I. Introduction

A landscape can be painted or photographed. Different recording methods and different sensors bring rich multi-view data. In recent times, multi-view image retrieval has gained significant importance owing to its immense commercial value. Matching multi-view data, however, poses a formidable challenge due to the inherent heterogeneous gap between multi-view data. A typical example of the multi-view data matching problem is Face Sketch Recognition (FSR), which plays a crucial role in law enforcement [1]. When a crime occurs, law enforcement officials often encounter situations where poor resolution from crime scene surveillance videos or even surveillance equipment is missing or vandalized by the suspect. These factors make it difficult to obtain a clear facial image of a suspect.
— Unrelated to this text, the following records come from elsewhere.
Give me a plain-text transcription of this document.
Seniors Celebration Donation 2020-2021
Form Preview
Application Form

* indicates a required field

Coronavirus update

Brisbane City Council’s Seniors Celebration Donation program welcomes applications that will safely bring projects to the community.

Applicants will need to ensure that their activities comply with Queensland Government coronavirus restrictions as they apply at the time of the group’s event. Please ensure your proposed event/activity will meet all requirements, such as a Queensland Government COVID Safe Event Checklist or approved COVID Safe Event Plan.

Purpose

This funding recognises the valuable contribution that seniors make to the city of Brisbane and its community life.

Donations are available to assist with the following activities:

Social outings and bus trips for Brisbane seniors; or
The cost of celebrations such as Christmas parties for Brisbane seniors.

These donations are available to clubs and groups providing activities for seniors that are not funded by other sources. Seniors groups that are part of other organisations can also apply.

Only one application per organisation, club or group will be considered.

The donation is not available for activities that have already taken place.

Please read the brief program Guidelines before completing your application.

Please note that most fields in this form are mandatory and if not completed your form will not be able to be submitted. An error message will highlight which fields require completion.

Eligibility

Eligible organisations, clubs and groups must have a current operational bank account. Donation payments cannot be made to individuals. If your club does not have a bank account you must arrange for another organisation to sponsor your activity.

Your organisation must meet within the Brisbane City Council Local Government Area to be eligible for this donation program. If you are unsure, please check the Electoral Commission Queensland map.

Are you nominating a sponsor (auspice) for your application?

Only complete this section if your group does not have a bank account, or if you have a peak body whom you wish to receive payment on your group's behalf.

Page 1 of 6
In this case, the common approach to solving the crime involves creating a sketch of the suspect based on the witnesses' descriptions. Then, the sketch is compared with the police mugshot database, one entry at a time. A successfully matched mugshot is pivotal in criminal investigations. However, the heterogeneous gap between images and sketches makes solving FSR smoothly a challenge, and conventional face recognition methods lack the ability to bridge this gap [2]. Over the past few decades, many scholars have devoted their efforts to FSR. Many methods have been proposed, mostly falling into two categories: photo-sketch generation (PSG) [3], [4], [5], [6], [7] and multi-view representation learning (MRL) [8], [9], [10], [11].